Driving biomolecular nanodevices with synthetic in vitro gene circuits: One of the major challenges for synthetic biology is the realization of large biochemical circuits composed of smaller, well-defined functional "modules". Due to the large number of interacting components and potentially detrimental, unintended "feedback loops", connecting several modules together can lead to a severe deterioration of systems performance. We here addressed this problem by studying an in vitro model system. We utilized a synthetic biochemical clock based on in vitro transcription reactions to periodically drive the motion of a DNA nanodevice (the "DNA tweezers"). Using a variety of different "coupling modes" between oscillator circuit and nanodevice, it was indeed possible to control the motion of the tweezers. However, the dynamics of the oscillator were strongly affected, when we increased the "load". We therefore developed an insulator circuit (corresponding to a "buffer amplifier" in electronics) that effectively uncoupled the load from the driving circuit, and therefore reduced undesirable biochemical "back-action".

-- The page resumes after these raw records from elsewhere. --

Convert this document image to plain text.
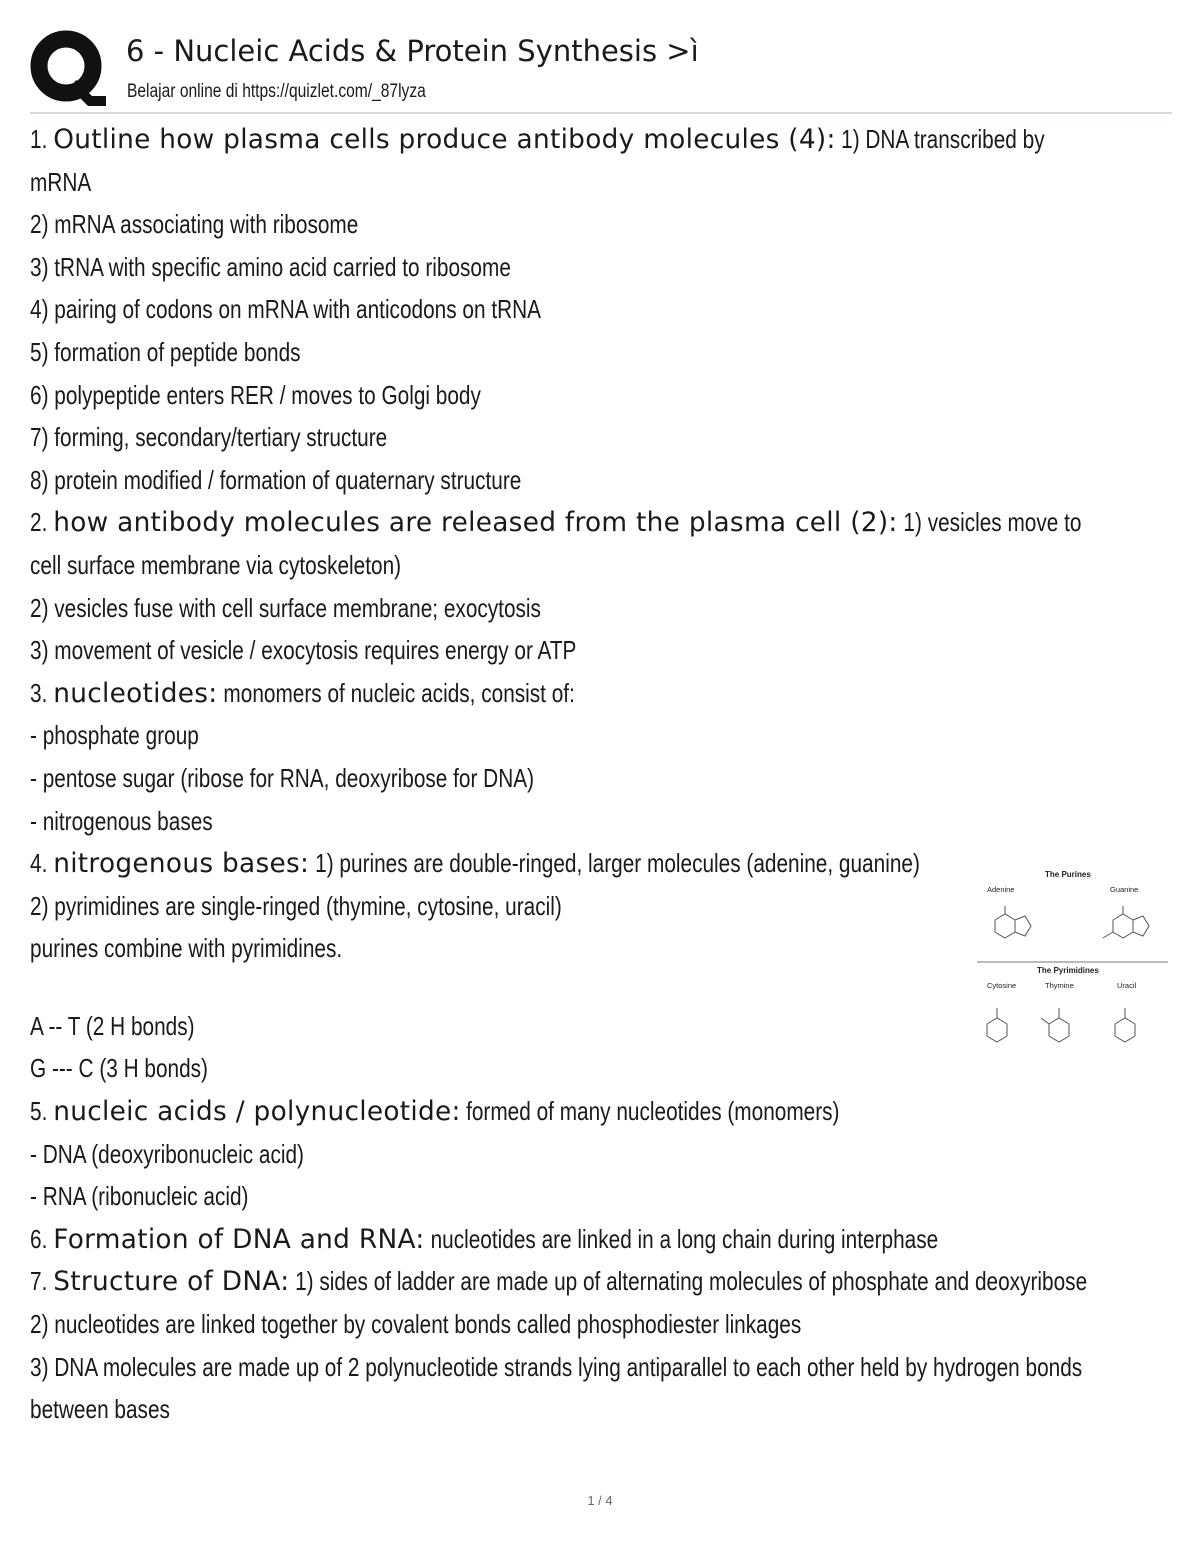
6 - Nucleic Acids & Protein Synthesis >ì
Belajar online di https://quizlet.com/_87lyza
1. Outline how plasma cells produce antibody molecules (4): 1) DNA transcribed by
mRNA
2) mRNA associating with ribosome
3) tRNA with specific amino acid carried to ribosome
4) pairing of codons on mRNA with anticodons on tRNA
5) formation of peptide bonds
6) polypeptide enters RER / moves to Golgi body
7) forming, secondary/tertiary structure
8) protein modified / formation of quaternary structure
2. how antibody molecules are released from the plasma cell (2): 1) vesicles move to
cell surface membrane via cytoskeleton)
2) vesicles fuse with cell surface membrane; exocytosis
3) movement of vesicle / exocytosis requires energy or ATP
3. nucleotides: monomers of nucleic acids, consist of:
- phosphate group
- pentose sugar (ribose for RNA, deoxyribose for DNA)
- nitrogenous bases
4. nitrogenous bases: 1) purines are double-ringed, larger molecules (adenine, guanine)
2) pyrimidines are single-ringed (thymine, cytosine, uracil)
purines combine with pyrimidines.
A -- T (2 H bonds)
G --- C (3 H bonds)
5. nucleic acids / polynucleotide: formed of many nucleotides (monomers)
- DNA (deoxyribonucleic acid)
- RNA (ribonucleic acid)
6. Formation of DNA and RNA: nucleotides are linked in a long chain during interphase
7. Structure of DNA: 1) sides of ladder are made up of alternating molecules of phosphate and deoxyribose
2) nucleotides are linked together by covalent bonds called phosphodiester linkages
3) DNA molecules are made up of 2 polynucleotide strands lying antiparallel to each other held by hydrogen bonds
between bases
The Purines
Adenine	Guanine
The Pyrimidines
Cytosine	Thymine	Uracil
1 / 4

This work was conducted in collaboration with the Winfree and Murray labs at Caltech.

E. Franco, E. Friedrichs, J. Kim, R. Jungmann, R. Murray, E. Winfree, F. C. Simmel, Timing molecular production and motion with a synthetic transcriptional clock, PNAS 108, E784-E793 (2011). DOI: 10.1073/pnas.1100060108

DNA-PAINT: DNA origami is a powerful method for the programmable assembly of nanoscale molecular structures. For applications of these structures as functional biomaterials, the study of reaction kinetics and dynamic processes in real time and with high spatial resolution becomes increasingly important. We present a single-molecule assay for the study of binding and unbinding kinetics on DNA origami. We find that the kinetics of hybridization to single-stranded extensions on DNA origami is similar to isolated substrate-immobilized DNA with a slight position dependence on the origami. On the basis of the knowledge of the kinetics, we exploit reversible specific binding of labeled oligonucleotides to DNA nanostructures for PAINT (points accumulation for imaging in nanoscale topography) imaging with <30 nm resolution. The method is demonstrated for flat monomeric DNA structures as well as multimeric, ribbon-like DNA structures.

The DNA-PAINT software is available in the software section.

Nanopore translocation experiments are performed using a novel setup based on microemulsion droplets. This scales down the required analyte volume to only a few picoliters and provides very stable membranes for single-molecule nanopore experiments. Using this setup, the stability of hairpin DNA and G-quadruplex DNA is studied by nanopore force spectroscopy.

Resolving the distances: Rectangular DNA origami labeled with fluorophores at specific positions has been used as a nanoscopic ruler. Super-resolution microscopy based on the subsequent localization of single molecules enables two fluorophores at a distance of about 90 nm to be optically resolved. This combination of subdiffraction imaging and DNA nanotechnology opens up new avenues for studying nanostructures and their dynamics.